""I was willing to work for free, I was willing to work any hours they needed-even on evenings and weekends," Kinjil told Fortune. "You really have to just be willing to do anything, any hours, any pay, any type of job." The online backlash to Kinjil's statement was immediate and brutal, forcing her to walk those comments back. "I shared my own college internship experiences, and my words were misrepresented as career advice for a whole generation," Kinjil later said in a statement."
""I think they have more of an attitude of work-to-live as opposed to live-to-work that many of us grew up with," said Ravin Jesuthasan, the global leader for transformation services at the consulting giant Mercer, on stage in Davos in 2024. "This is particularly true in the West. They have seen the legacy of all these broken promises. In the old days and in many parts of the West, they would promise you if you worked for 30 years, you'd have this defined benefit pension, you'd have retiree medical care, etc. None of that exists today.""

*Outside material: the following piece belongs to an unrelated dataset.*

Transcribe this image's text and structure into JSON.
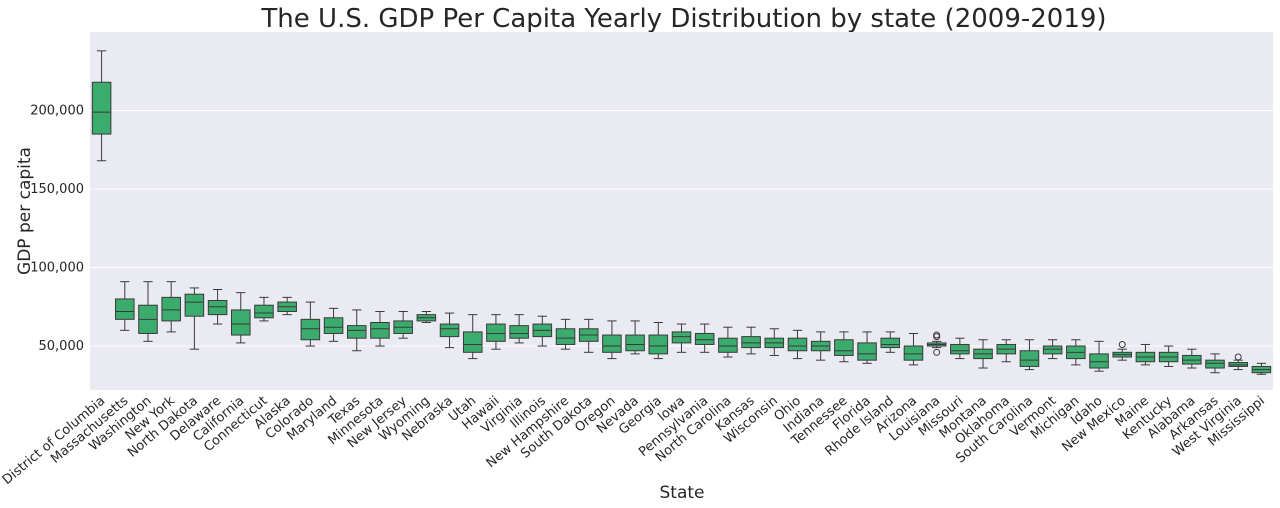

Squarespace chief marketing officer Kinjil Mathur advised Gen Z job seekers to be willing to do anything to land their first job, including unpaid work and working evenings and weekends, and then faced immediate online backlash that prompted a public walkback. The episode reflects a generational clash over workplace values, with younger workers favoring a work-to-live mindset and greater protection of well-being. Many younger workers distrust long-term employer promises such as defined-benefit pensions and retiree medical care. Historically, Western workplaces equated stress with importance, and some workers historically used complaints about stress to signal value.